Cortez Journal

Fair fiscal policy
Sanitation District can cover its costs without resorting to backhoes

May 1, 2001

The story of a woman selling her wedding rings to finance restoration of her sewer service is a powerful one, as evidenced by letters to the editor from people who have only a vague idea of where Cortez might be.

Those writers believe that the Cortez Sanitation District should have used compassion instead of a backhoe and should have cooperated in working out a payment plan that would have allowed the family to retain their sewer service when a couple mistakes and a serious health problem combined to put their bill in arrears. Instead, the San District physically cut the sewer line, and the customer — whose overdue balance was less than $60, and whose husband had recently become disabled — was required to pay $500 to have service restored.

The Cortez Journal ran a story about an agency’s request for a refund of the $500, which the district board refused. When Denver Post columnist Diane Carman characterized Cortez as a place without pity, drawing regional attention to the problem, letters and contributions began to arrive.

Along with them came information and opinions, nearly all of them critical. In most cities, it seems, sanitation service is handled in one of two ways. When water and sewer service are combined under a single utility, cessation of water service can effectively eliminate the need for sewer service, without causing a serious health hazard. In other cities, a past-due sewer bill becomes a lien on the property, allowing the utility to collect without, again, causing a health hazard. In neither case are residents rendered unable to flush their toilets.

Public health is a significant consideration in the provision of sewer service, which is often provided by a municipal utility or, as in Cortez, by a separate taxing district. If uniform, sanitary disposal of liquid household waste was not beneficial to the public as well as to individual residents, city dwellers would still be allowed to use outhouses and septic tanks.

The Cortez Sanitation District charges residential customers $14 a month and bills, by postcard, once each quarter. Those infrequent postcards are easy to lose in the shuffle of junk mail. A month of treatment for the waste generated by one household does not cost $14; utilities must also generate funds for the repair and eventual replacement of their facilities, as well as for the indirect costs required to run the district regardless of the demands placed upon its services. Therefore, a month of compassion costs even less than $14. When there’s evidence that attempts are being made to correct the delinquency, sending out the heavy equipment seems to make very little sense.
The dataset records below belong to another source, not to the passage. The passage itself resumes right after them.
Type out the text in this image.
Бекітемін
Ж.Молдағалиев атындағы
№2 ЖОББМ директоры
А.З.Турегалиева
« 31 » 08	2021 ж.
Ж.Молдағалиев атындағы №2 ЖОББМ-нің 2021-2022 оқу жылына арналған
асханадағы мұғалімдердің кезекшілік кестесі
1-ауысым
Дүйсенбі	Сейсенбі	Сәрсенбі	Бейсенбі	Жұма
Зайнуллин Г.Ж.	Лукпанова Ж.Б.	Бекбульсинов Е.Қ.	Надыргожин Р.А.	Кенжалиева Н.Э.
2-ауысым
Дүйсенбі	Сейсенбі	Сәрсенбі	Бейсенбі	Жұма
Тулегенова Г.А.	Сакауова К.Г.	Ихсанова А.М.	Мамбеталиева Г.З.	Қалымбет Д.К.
Expecting customers to pay for the services they receive is only fair, and fair fiscal policy benefits all the constituents of the San District. But draconian measures to exact a pound of flesh along with a few pennies of income make Cortez appear to be a hostile place. The Cortez Sanitation District must be aware of the real costs of its policies, not all of which show up in monthly ledger entries. Directors elected from among the district’s constituency need to be reminded of that reality.